You've received a lot of great advice from some of our members about your kidney mass, gallbladder, and biopsy.  I have bilateral Medullary Sponge Kidney (MSK), so let me touch on that.  If you've started to do some research on this you know that most people are diagnosed with MSK in their late teens.  No symptoms other than kidney stones.  This was the case with me.   My first stone was found during my junior year in high school.  I had been cutting weight during wrestling season and terrible pain in my right side caused an emergency trip to the ER.  Soon after I received my formal diagnosis.  Many people experience ongoing pain from the number of stones.  I'm fortunate in that I have not had any pain; well, other than when I pass larger stones.  I would recommend ongoing surveillance from a nephrologist for MSK.  He/she speciaizes in diseases of the kidney and can provide you with excellent ongoing care.   

Please private message me if you have specific questions around MSK or my journey with kidney cancer and I'll do my best to help.

Wishing you only the best!

Stub

I asked a friend that is more familiar with this term than I.  (she's a doctor that I use to work with)  It's a relatively uncommon congenital anomaly of the renal vein passing behind the abdominal aorta.  But as explained to me, the good news is that it may very well account for some of the pain you describe experiencing.  No big deal, generally speaking, especially if it calms your fears about the discomfort right?  Just a structural thing.
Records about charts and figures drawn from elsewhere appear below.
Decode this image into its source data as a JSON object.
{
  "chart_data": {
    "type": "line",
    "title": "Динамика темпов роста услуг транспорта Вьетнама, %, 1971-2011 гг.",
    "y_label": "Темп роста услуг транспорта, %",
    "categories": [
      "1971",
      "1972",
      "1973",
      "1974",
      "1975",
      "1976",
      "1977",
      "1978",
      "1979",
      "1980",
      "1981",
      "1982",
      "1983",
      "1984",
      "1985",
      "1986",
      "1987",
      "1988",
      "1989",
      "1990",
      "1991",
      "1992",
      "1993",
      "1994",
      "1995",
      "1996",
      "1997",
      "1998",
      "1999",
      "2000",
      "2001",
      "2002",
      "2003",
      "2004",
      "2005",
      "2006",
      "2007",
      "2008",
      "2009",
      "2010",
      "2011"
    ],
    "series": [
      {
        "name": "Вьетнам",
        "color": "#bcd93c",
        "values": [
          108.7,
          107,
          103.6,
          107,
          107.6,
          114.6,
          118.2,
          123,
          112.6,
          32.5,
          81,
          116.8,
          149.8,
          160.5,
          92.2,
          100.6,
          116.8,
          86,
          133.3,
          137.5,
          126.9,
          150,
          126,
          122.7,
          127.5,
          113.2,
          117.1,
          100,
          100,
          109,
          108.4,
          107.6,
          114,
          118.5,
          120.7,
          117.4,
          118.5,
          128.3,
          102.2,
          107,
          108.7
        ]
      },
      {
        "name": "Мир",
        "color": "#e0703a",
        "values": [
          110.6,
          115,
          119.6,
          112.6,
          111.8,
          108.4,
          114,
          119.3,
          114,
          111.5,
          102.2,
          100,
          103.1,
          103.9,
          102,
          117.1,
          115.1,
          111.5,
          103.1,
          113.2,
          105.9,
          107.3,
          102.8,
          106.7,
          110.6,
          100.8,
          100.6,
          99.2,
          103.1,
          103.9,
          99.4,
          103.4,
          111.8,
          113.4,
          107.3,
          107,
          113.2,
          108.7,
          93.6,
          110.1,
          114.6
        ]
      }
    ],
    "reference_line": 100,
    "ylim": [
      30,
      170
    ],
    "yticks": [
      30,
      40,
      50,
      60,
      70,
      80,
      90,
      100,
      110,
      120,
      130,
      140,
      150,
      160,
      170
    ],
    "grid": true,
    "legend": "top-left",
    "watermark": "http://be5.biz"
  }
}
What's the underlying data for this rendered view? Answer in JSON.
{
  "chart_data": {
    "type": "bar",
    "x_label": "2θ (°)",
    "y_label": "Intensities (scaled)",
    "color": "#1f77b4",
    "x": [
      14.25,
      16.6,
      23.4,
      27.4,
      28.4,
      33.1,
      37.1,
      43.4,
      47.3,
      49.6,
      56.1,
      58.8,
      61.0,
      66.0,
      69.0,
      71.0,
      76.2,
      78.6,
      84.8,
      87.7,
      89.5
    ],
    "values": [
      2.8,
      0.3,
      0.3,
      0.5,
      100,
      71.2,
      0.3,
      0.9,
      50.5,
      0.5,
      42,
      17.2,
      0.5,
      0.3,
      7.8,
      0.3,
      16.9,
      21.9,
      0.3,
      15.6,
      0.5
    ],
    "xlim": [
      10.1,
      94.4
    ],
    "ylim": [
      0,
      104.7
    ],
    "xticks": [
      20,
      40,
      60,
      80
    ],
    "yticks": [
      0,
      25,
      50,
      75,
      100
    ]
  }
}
Now, as far as the biopsy thing.  In my opinion, I wouldn't do it.  But that's just me.  As far as I'm concerned, I had an invader growing where it didn't belong and the docs were quite sure that the cyst was cancer, my reaction was "get it out".....NOW!  Sure enough, it was cancer and since "Bob the Blob" hadn't invaded any other areas I am happy to say that almost 5 years later I still have NED hanging with me.  (NED = No Evidence of Disease)  Hopefully, you don't have cancer, but if you do chances are VERY good, removal will take care of it and you can get on with celebrating life.

I'll be praying for you,

Donna~

Biopsies are done all the time on the kidney (contrary to popular belief).  Sometimes they are really necessary and must be done.  That was the case with my husband.  They had to be CERTAIN what type of cell it was (renal or transitional).  A lot of the time, though, they aren't done.